Wow, I think at this point I would wire a couple temp light bulbs to the ignition switch so I could watch and make sure the output is there. Or maybe a couple test points for on the fly voltage testing. It sounds like a bad relay or the relay has nominal voltage from a bad ground or flaky ignition switch. At least you now know you can narrow your search a bit. Keep us posted.
Or take my dunce cap off and use the right key. The Ody keys have a chip in them and I was trying to use a standard flat keay copied at a hardware store. my wife is never going to let me live this down.
So why did it work if you sat there for a few minutes? Seems strange. The immobilizer only worked on occasion?
OdyinNH said:
So why did it work if you sat there for a few minutes? Seems strange. The immobilizer only worked on occasion?
That is an excellent question. I really do not think that the problem is in the immobilizer. The PCM operates the immobilizer. When the PCM is off, the immobilizer is off as well. As the check engine light and the green key light both go off and on together, I look more at the PCM. My thoughts lean more towards a relay or something that powers the PCM.

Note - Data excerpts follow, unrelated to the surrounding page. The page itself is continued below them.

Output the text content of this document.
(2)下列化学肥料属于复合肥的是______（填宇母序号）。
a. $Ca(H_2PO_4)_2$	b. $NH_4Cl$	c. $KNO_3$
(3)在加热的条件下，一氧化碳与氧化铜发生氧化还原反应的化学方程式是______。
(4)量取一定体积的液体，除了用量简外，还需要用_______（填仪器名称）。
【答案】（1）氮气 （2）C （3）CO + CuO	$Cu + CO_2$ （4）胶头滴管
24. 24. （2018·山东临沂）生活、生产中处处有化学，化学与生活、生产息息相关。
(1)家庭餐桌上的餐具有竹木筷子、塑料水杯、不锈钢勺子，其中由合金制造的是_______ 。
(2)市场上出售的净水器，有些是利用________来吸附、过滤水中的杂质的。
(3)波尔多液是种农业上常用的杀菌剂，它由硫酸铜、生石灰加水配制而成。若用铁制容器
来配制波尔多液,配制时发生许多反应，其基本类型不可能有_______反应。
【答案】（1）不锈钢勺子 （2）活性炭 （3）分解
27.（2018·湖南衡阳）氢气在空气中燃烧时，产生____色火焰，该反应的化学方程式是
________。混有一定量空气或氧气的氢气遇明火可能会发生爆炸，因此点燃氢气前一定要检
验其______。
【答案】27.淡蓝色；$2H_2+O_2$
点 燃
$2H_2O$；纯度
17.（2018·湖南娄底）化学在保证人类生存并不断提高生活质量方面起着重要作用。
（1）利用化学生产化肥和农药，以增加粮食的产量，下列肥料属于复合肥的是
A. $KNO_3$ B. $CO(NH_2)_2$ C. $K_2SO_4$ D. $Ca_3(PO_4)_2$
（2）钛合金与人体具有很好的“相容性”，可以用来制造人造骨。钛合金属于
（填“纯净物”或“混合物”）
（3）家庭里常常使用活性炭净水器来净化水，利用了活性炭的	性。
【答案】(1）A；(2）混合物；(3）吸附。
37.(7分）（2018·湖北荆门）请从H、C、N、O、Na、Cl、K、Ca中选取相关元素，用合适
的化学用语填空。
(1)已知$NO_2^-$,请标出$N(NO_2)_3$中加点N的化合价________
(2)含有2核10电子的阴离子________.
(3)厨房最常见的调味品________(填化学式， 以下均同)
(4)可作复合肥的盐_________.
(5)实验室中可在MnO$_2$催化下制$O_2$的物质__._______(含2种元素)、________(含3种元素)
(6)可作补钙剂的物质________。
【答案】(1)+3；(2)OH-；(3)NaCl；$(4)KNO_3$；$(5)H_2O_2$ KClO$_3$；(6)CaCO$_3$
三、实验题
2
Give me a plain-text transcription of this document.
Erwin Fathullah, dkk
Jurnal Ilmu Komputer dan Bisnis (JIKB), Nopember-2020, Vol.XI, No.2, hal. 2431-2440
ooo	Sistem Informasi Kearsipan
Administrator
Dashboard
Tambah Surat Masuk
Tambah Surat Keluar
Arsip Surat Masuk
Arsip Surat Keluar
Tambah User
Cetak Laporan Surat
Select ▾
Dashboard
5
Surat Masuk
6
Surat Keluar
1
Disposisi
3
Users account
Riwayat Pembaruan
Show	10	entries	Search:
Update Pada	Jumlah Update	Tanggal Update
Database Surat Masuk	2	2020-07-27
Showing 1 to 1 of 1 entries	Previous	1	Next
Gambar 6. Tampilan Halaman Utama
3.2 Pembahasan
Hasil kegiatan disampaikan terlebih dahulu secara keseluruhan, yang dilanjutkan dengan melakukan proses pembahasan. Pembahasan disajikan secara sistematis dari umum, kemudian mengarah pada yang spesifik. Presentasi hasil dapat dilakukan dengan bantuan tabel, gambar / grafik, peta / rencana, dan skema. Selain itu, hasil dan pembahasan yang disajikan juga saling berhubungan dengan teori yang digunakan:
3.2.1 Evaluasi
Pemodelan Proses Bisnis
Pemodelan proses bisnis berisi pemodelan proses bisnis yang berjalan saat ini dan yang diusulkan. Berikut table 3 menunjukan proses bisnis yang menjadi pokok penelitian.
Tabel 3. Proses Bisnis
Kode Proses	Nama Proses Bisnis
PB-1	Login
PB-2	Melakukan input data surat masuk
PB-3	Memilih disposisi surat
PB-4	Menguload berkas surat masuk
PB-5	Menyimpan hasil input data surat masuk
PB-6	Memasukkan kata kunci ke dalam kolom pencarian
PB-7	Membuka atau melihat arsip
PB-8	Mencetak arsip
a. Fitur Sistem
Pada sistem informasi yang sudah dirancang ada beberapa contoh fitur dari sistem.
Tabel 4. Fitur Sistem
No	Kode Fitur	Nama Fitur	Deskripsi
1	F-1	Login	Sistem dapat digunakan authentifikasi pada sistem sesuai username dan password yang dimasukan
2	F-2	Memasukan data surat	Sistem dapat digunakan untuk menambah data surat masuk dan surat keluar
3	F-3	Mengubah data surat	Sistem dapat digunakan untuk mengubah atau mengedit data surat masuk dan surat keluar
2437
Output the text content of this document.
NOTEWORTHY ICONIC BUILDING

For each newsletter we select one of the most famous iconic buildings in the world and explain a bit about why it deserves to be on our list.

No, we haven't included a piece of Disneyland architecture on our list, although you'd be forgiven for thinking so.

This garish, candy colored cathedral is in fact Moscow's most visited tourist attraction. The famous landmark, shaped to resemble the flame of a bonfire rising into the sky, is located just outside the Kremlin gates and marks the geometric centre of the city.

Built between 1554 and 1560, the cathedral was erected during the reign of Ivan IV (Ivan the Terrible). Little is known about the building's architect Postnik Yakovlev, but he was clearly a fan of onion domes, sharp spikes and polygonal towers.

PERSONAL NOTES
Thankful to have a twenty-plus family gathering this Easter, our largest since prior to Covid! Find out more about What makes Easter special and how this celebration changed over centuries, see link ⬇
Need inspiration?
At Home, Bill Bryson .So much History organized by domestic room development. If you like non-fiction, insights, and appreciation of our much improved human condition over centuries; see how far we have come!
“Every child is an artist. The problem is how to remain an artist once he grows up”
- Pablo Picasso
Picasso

Another thing that I noticed the other day is that the D4 light also goes out and comes back on at the same time as the other 2. When you move the selector to neutral, the neutral and park indicators work fine. Only the D4 is affected on the shift indicator. I guess the PCM and the tranny computer are connected? (Or maybe the same thing? Havn't researched that one.)

Radman, Either that post was meant for someone else or you did not read this thread. The wrong key could not possibly cause a running Ody to shut off.
Oops, I've been following the post and thought Radman was the original poster and was admitting to using the wrong key. I jumped to a conclusion... :stupid:
Sorry. I am not sure either. Trying to pack a 4 bedroom house for a move to California, I am a bit scambled.